4. A method for screening substances that modulate the lipid scrambling activity of Xkr4, comprising the following steps: (1) Contacting cells expressing the Xkr4 polypeptide with candidate substances that may modulate the lipid scrambling activity of Xkr4; (2) Measuring the lipid scrambling activity in the cells that have been brought into contact with the candidate substance; and (3) If the lipid scrambling activity is lower or higher than the lipid scrambling activity in the cells that have not been contacted with the candidate substance, select the candidate substance as a substance to regulate the lipid scrambling activity of Xkr4; Includes, The aforementioned Xkr4 polypeptide (α) Consists of the amino acid sequence described in SEQ ID NO: 2 or 36; or (β) A method comprising having an amino acid sequence in which deletions, substitutions, additions, or combinations thereof are present in the amino acid sequence of (α), exhibiting at least 90% sequence identity with the amino acid sequence of (α), and exhibiting lipid scrambling activity in the cell membrane of the cell.
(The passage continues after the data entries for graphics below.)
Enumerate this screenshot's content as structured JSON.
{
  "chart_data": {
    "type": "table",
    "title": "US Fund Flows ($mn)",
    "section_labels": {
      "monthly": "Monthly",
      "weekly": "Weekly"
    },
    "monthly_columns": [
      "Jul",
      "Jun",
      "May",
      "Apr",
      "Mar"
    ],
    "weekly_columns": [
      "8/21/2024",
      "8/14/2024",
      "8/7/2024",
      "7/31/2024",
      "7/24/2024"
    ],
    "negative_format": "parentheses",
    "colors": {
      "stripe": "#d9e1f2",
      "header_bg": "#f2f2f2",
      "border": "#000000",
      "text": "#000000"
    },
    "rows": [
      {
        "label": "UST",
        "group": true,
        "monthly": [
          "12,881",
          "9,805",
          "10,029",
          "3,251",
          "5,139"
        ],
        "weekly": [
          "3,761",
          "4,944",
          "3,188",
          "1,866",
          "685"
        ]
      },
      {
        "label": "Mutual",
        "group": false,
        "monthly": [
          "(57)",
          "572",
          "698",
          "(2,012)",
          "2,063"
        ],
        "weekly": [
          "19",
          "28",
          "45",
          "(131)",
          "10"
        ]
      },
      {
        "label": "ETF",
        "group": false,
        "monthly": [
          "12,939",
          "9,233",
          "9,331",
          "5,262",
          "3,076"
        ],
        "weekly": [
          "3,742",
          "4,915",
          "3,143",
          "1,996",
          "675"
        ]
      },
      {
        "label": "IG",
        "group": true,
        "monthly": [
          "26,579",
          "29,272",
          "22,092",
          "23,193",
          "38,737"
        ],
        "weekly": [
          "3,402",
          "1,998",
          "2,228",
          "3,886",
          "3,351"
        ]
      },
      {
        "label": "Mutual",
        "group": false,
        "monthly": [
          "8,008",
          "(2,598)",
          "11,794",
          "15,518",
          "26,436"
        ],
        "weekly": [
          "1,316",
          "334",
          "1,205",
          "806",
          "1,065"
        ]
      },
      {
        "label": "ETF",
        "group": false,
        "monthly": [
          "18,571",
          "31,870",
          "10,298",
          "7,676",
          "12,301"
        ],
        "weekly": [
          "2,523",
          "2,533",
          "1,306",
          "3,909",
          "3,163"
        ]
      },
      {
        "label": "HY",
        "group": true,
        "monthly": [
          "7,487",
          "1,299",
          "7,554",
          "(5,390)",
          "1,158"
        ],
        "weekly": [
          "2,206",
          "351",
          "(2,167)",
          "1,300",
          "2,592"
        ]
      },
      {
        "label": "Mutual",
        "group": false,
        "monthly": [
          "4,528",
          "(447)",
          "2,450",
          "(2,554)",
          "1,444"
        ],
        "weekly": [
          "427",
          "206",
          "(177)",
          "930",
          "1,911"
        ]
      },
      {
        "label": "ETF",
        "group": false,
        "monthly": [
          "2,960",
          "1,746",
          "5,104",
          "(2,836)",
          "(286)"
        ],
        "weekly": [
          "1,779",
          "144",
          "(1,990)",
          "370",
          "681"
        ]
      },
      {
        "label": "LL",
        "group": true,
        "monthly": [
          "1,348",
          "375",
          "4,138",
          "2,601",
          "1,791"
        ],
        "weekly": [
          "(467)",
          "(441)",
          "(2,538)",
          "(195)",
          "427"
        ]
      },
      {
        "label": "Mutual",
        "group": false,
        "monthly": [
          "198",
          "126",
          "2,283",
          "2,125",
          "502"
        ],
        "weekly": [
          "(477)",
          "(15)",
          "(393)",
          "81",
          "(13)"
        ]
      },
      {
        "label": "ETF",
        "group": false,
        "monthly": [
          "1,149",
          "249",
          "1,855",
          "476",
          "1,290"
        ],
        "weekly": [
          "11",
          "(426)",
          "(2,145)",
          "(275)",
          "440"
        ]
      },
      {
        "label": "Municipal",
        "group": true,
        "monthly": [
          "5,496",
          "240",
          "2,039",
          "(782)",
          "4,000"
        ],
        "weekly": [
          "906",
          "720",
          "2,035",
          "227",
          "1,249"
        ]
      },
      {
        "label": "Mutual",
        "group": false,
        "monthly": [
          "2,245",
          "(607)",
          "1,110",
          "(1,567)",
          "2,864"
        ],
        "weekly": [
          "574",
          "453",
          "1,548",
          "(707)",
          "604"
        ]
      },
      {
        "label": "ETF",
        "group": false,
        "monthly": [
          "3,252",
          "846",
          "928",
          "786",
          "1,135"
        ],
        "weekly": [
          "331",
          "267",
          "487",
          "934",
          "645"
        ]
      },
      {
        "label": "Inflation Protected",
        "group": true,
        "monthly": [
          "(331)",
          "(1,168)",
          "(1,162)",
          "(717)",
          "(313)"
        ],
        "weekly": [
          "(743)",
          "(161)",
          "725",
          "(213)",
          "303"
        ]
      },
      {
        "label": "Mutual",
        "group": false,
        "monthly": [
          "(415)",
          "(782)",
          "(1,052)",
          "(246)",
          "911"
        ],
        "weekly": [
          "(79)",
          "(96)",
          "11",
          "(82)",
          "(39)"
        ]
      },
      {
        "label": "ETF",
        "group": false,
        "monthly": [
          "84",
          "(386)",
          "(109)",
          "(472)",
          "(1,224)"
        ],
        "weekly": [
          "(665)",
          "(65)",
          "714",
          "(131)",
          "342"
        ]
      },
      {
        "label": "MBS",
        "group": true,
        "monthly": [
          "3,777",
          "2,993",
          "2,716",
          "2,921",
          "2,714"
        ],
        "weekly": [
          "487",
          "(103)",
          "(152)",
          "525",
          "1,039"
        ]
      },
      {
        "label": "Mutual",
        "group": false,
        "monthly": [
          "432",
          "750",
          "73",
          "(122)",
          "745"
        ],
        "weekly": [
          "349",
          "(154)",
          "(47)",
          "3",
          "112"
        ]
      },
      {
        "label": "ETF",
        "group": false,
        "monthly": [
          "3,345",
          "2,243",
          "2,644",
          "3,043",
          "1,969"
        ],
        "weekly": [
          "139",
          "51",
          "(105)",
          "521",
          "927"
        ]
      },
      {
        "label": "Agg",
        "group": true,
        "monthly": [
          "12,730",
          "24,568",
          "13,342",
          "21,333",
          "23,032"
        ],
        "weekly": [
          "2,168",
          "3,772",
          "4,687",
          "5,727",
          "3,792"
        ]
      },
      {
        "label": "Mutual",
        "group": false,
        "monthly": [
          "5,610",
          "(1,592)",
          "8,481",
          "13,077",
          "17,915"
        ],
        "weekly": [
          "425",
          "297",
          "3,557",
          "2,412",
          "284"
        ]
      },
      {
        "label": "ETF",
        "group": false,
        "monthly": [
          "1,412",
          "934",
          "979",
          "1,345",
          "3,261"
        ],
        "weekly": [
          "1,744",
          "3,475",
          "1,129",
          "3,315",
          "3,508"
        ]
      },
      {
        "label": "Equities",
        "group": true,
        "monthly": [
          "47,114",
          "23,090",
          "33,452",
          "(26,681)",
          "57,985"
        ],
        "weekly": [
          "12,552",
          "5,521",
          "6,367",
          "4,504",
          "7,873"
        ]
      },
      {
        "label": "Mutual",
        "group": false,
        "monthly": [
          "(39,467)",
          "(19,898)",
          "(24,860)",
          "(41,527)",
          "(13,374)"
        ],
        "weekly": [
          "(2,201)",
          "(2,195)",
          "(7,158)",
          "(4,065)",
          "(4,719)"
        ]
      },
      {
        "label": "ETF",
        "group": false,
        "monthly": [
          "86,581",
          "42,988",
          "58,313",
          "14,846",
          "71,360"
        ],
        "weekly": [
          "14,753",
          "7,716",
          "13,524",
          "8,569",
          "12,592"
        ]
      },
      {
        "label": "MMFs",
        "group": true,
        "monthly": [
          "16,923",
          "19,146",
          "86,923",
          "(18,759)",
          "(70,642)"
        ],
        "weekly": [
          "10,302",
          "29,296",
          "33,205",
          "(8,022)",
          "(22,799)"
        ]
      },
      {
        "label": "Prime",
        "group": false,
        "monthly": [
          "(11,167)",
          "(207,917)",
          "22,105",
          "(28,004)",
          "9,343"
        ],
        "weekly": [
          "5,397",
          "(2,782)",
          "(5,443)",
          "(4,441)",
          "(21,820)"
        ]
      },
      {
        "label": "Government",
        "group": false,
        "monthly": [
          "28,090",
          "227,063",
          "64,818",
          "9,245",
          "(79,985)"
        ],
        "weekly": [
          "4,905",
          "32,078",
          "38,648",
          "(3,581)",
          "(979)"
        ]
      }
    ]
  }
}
5. The method according to claim 1, 2, or 4, wherein the cells expressing the Xkr4 polypeptide are cells transfected with an expression vector comprising a polynucleotide containing a nucleotide sequence encoding the Xkr4 polypeptide described in claim 1, 2, or 4.
6. The method according to any one of claims 1 to 5, wherein the lipid scrambling activity is the uptake activity of phospholipids or glycolipids, or the exposure activity of phospholipids located on the inside of the cell membrane.